I am thinking... how many jobs have I applied for... especially in my degree field have I probably not gotten nor been considered for because of a background check. While, under the privacy laws the reasons they don't clear are held from the inquiring party, that makes it look even worse, and that is the first impression I am giving these agencies and organizations. So, I am done avoiding, and assuming it will magically go away. I am 24 and too young for this. I was 18 and stupid and yes the last 3 years I have made great finanical decisions, but it is the decisions of 3 years beforehand that void the latter part. At this time, I am weighing all my housing options that God presents, applying for jobs, and praying. This is not the way I wanted to return home, but you know... it is happening. Yes it is cheaper to live back on the central coast and my gas will go down (on how much I commute even), I have a better support system in the event something happens to me, my insurance goes down, and all my housing options cut down housing utilities and rent by 200.00 at least. Now while, the originally housing option is still there, it is not as strong as it seemed a couple weeks ago. So, I can't let that hold me back nor depend on it to work out when I can't afford (ha, a pun) to wait!

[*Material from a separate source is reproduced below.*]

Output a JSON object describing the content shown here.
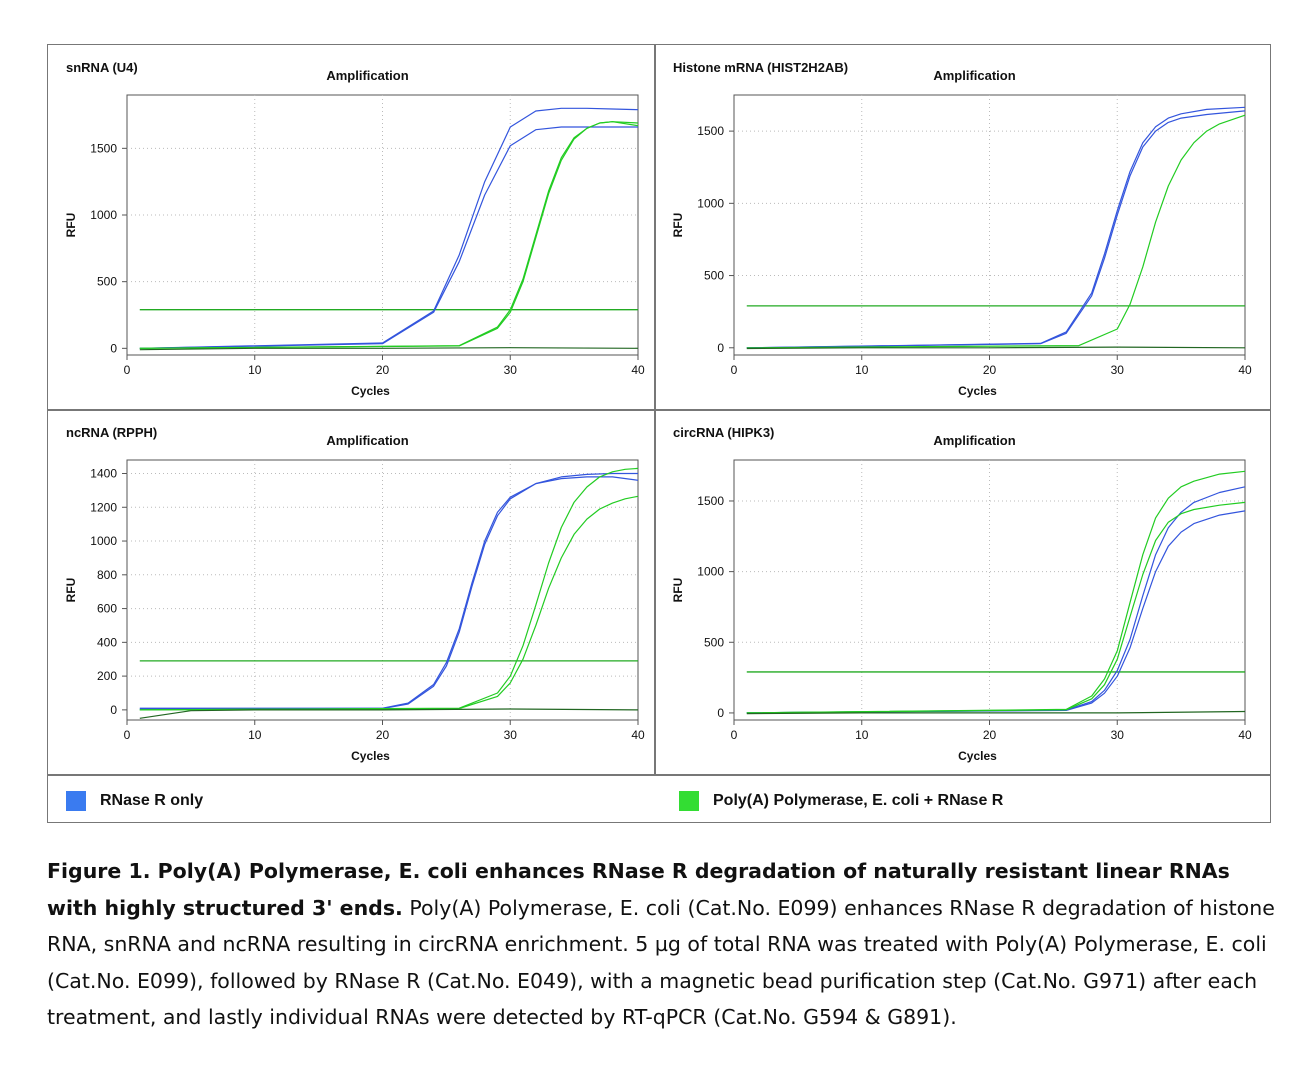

So, by the end of next week I should know about my transfer. What a perfect time to pick up a second job... when the holidays are approaching and seasonal work is there. I don't care if it is being a hostess, or working retail, or heck... being a night auditor for a hotel. I know I need to do this, and I have a peace about it. 6 months is nothing compared to honoring God in my finances and whatnot. I plan to take financial peace at church once I return home, but the next session is not until Spring, but by then hopefully most of this will be taken care of. I really just need to better give my finances to God, and let Him worry. He always provides for my needs. I just need to let Him give me discipline and determination to take care of business. I have compared expenses and factored in a second job here and in SLO, and by a good amount with needing to pay things off, I would be able to better do that up north.
So that's what's going. It is alot to take in, but I am trying to make the best of it all. The enemy could have the advantage of knocking me down, but you know what... NO.
On another note, I found out Tuesday I need a root canal like.... now. I have an infection, that could be one of the causes of the headaches I had been getting. So, that will be happening, following with getting a crown in a couple months.
So I think the prayer needs are obvious. I thank you for those who have been encouraging me in this and those who already knew the situation I do thank you for your prayers and encouragement. Means alot to me.